Obesity has been linked to a wide array of health problems. A new study suggests that abdominal obesity as Weight Managementmeasured by body mass index (BMI) and waist circumference, may result in a greater risk of chronic obstructive pulmonary disease (COPD) and asthma. Study results are published online in Menopause, the journal of The North American Menopause Society (NAMS).

Previous studies have shown that women experience greater lung function impairment and have a higher risk of developing COPD than men, despite less exposure to smoke. In addition, female smokers, compared with male smokers, experience a more rapid decline in lung function between 45 and 50 years of age. The asthma incidence and hospitalization rate because of asthma are also higher in women than in men. It is believed that female hormones contribute to the greater incidence of asthma in women.

Obesity has been shown to affect the risk of these airway obstructive diseases and can lead to a decline in lung function. The incidence of COPD in people who are obese is significantly higher than in those of normal weight. In addition, women who are obese are more likely to experience asthma than men who are obese.

Until now, little has been known about the effects of obesity on COPD and asthma in women before and after menopause.
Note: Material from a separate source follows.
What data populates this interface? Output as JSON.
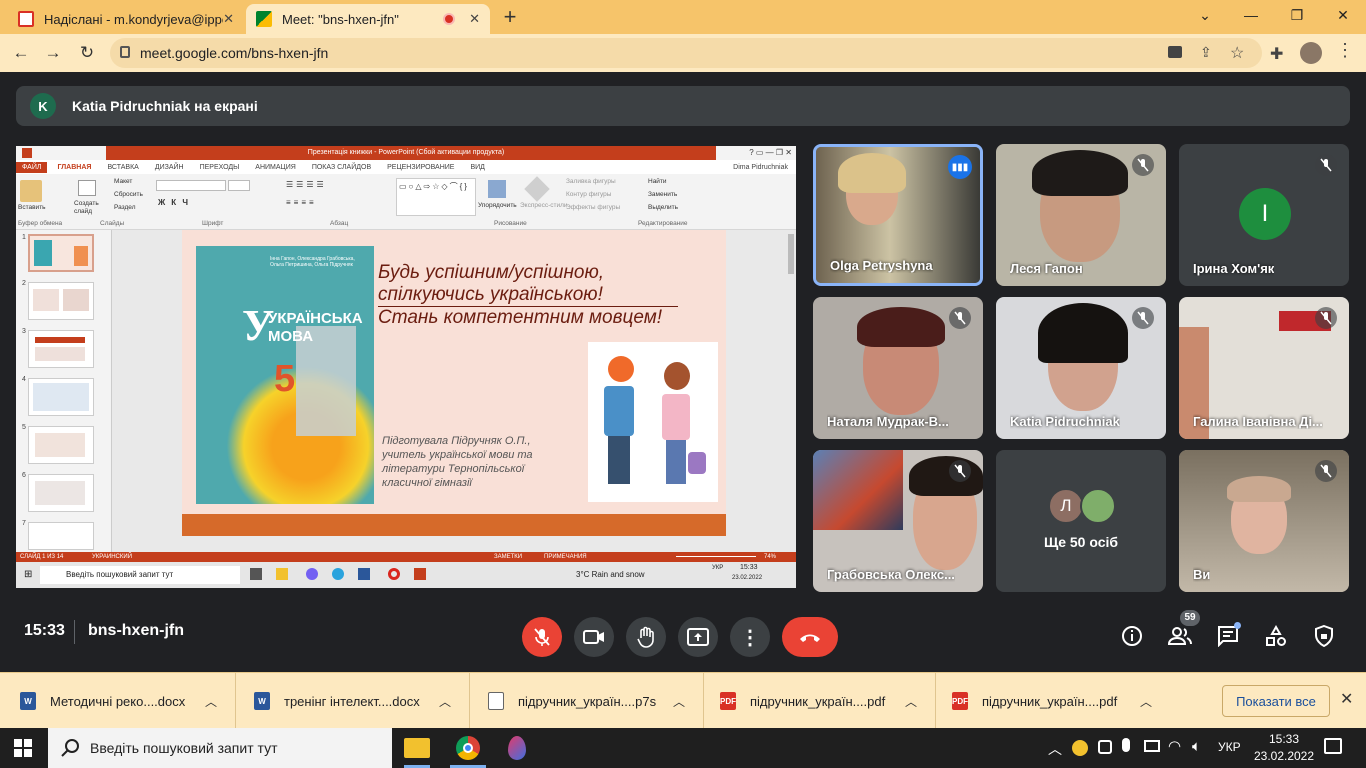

This new study, based on data collected from more than one million women, aimed to determine the effect of BMI and waist circumference on COPD and asthma development in premenopausal and postmenopausal women.

The researchers concluded that, regardless of menopause status, high BMI and waist circumference were found to significantly increase the risk of COPD and asthma. Moreover, the higher the BMI and waist circumference, the greater the risk. In addition, being underweight was also identified as a risk factor for COPD in postmenopausal women, suggesting that controlling weight and maintaining a healthy body shape are key to helping prevent COPD and asthma in women.

Study results are published in the article “Obesity and abdominal obesity are risk factors for airway obstructive diseases in Korean women: nationwide population-based cohort study.”

“This study highlights yet another detrimental effect of obesity and abdominal adiposity in women and specifically identified that women with a high BMI and/or waist circumference had a greater risk of developing COPD and asthma,” said Dr. Stephanie Faubion, NAMS medical director. “In addition to avoiding tobacco use, maintaining a healthy body weight and composition may help reduce the incidence of COPD and asthma in women.”